Over the years, I've come to think of my patients as survivors of a disaster, where they are the disaster and my colleagues and I are the first responders.
The Devil You Know will completely transform your experience of watching and reading true crime stories–unraveling a murder mystery plot pales in comparison to unraveling the experiences and thought processes of a human being. By beginning with Adshead’s earliest days learning and practicing psychotherapy, the reader will likely see their own qualms and questions mirrored in her storytelling as she eases into the experience of speaking to and treating criminals. With each new patient and the progress she makes with them, it’s clear how individually each situation must be handled and the great amount of time and learning that Adshead and other psychotherapists must put into the practice.

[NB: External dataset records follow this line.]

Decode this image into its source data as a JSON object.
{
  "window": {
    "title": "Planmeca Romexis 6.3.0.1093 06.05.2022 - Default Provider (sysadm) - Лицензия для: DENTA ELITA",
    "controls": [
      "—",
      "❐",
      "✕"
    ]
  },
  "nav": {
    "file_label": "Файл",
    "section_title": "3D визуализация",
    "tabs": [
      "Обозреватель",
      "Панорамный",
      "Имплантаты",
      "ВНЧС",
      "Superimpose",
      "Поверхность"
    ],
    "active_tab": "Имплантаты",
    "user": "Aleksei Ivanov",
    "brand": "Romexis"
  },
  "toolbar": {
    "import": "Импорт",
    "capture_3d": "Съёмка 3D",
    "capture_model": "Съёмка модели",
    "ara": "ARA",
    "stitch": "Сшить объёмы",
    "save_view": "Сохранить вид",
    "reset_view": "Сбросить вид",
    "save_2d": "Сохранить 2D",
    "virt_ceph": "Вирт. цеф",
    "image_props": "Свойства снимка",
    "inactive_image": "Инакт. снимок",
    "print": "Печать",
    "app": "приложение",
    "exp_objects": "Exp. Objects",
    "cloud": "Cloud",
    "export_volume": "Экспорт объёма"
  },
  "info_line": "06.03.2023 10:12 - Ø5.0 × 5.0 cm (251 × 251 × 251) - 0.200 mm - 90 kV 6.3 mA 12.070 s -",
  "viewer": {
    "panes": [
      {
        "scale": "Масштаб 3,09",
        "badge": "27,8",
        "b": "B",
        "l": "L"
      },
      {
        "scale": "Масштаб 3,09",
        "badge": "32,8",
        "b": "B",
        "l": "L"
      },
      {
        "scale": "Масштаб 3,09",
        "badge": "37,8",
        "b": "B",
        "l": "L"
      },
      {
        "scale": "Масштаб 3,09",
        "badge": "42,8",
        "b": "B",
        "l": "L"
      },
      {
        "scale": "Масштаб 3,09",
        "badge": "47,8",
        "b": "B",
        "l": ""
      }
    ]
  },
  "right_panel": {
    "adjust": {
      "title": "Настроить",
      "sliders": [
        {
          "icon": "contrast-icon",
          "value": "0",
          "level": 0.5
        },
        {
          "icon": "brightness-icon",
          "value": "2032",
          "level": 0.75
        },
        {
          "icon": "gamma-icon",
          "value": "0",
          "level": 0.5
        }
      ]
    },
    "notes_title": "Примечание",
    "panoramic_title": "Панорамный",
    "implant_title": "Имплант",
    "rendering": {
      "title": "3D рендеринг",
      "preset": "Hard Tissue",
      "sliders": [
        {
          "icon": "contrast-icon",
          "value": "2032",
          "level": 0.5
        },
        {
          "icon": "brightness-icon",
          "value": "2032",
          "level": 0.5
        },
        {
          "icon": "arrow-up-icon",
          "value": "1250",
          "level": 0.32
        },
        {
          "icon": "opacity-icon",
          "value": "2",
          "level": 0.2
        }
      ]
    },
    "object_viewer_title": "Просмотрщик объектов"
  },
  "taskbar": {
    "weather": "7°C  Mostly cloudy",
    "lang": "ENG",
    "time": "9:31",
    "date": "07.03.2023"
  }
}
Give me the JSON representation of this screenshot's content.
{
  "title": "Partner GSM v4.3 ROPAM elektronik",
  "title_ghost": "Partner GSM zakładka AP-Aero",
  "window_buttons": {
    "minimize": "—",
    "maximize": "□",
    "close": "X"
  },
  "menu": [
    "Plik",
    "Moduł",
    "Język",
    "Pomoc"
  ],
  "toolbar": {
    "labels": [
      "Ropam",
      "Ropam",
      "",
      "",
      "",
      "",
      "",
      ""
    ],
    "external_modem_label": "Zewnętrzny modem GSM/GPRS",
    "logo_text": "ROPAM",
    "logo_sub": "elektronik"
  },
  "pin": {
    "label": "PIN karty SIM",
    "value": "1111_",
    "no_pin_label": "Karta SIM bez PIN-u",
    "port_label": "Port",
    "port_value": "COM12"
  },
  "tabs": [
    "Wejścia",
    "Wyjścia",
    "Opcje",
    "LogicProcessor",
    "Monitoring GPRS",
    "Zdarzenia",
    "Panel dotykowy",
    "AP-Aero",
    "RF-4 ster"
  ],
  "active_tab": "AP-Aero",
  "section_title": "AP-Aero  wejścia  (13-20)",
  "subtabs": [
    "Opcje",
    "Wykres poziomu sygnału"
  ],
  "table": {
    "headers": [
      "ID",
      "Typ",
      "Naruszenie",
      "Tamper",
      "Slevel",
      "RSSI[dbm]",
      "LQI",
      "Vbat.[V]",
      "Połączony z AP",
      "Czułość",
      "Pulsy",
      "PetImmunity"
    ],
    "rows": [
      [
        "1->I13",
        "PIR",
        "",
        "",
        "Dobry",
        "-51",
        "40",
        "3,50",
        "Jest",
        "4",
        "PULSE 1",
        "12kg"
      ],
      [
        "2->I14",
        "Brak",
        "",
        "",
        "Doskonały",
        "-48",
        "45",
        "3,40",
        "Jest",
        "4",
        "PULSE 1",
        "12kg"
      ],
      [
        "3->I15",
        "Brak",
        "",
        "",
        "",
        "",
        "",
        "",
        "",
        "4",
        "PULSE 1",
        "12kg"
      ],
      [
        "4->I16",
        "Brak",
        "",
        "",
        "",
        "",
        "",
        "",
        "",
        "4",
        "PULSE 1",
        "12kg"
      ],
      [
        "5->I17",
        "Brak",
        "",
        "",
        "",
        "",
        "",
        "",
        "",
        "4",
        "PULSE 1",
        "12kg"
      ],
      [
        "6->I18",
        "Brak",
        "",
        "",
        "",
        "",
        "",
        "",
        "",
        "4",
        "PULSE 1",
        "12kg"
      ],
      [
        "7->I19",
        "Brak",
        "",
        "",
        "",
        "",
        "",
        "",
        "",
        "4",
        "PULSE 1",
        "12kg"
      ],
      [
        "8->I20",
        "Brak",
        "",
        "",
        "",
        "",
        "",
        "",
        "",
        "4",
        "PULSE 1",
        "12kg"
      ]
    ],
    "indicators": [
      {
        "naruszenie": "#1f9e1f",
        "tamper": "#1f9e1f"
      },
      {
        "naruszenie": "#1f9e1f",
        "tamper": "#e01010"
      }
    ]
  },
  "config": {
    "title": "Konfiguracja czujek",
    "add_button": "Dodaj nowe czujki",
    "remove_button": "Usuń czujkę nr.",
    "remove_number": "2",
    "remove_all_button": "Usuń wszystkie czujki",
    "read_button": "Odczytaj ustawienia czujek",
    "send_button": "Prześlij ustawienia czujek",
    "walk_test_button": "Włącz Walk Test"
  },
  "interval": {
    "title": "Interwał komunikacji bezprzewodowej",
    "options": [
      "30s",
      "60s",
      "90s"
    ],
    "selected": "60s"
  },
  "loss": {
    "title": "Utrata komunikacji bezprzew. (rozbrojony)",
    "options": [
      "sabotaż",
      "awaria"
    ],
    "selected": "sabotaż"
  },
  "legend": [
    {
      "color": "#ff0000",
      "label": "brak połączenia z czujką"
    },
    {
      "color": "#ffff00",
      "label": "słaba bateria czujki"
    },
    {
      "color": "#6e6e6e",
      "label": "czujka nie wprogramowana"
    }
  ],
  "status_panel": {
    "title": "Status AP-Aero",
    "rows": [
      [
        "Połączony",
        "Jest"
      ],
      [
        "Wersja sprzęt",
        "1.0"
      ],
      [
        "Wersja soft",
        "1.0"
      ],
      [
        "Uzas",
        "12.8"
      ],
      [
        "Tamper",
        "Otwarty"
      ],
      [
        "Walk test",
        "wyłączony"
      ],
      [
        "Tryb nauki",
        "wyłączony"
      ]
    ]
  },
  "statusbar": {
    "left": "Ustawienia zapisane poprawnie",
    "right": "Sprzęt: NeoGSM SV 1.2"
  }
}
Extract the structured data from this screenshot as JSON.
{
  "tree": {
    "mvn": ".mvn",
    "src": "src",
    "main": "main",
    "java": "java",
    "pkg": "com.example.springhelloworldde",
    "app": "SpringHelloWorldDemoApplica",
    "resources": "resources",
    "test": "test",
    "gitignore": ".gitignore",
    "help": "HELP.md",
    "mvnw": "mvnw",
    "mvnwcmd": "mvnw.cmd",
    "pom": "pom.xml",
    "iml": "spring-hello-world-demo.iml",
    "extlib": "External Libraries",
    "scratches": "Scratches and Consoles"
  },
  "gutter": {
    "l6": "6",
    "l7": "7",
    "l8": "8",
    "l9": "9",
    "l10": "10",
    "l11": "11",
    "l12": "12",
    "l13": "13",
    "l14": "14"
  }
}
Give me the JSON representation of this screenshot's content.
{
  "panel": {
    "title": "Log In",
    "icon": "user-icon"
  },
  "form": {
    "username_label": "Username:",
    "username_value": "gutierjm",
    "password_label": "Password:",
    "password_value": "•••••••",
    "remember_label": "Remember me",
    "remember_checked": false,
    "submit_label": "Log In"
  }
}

We learn about the often traumatic pasts of a handful of Adshead’s patients including a depressed and insomniac man named Tony, an East African man with paranoia and PTSD named Gabriel, and a suicidal Muslim woman named Zahra as we see Adshead lead them towards hopeful futures. While it may be correct to say these people are serial killers, murderers, arsonists, stalkers, and otherwise, these criminals are much more than their crimes, and I'm thankful that Dr. Adshead shares their and her own vulnerabilities with us.
Adshead points out the positives of psychiatric hospitals and the various treatments possible as more just alternatives to the excessive sentencing and charging practices that currently exist. Excessive is not a dramatic choice of words either, since the U.S. jail population has tripled since the 1980s. We get a first-hand look at the blindspots in the criminal justice and healthcare systems when it comes to equality and inclusivity. For example, when assessing a Jamaican woman with paranoia and schizophrenia:
Ascribing mental illness as a motive for murder may be the easiest response in a society that is ambivalent about women’s capacity for violence and wants to both condemn and excuse it in a way that doesn’t happen for men. It struck me that the psychiatrists who had examined Kezia after her arrest had probably focused on her obvious symptoms of mental illness, and not so much on her psychological experiences as a young woman who’d migrated from another country and culture.
Adshead offers an honest and profound look at what it takes to unpack violence in individual situations rather than from statistics, and how the work she puts into it teaches her about her own mind and emotions too. Pick up The Devil You Know the same way we should strive to approach anyone no matter their background–with curiosity rather than contentiousness.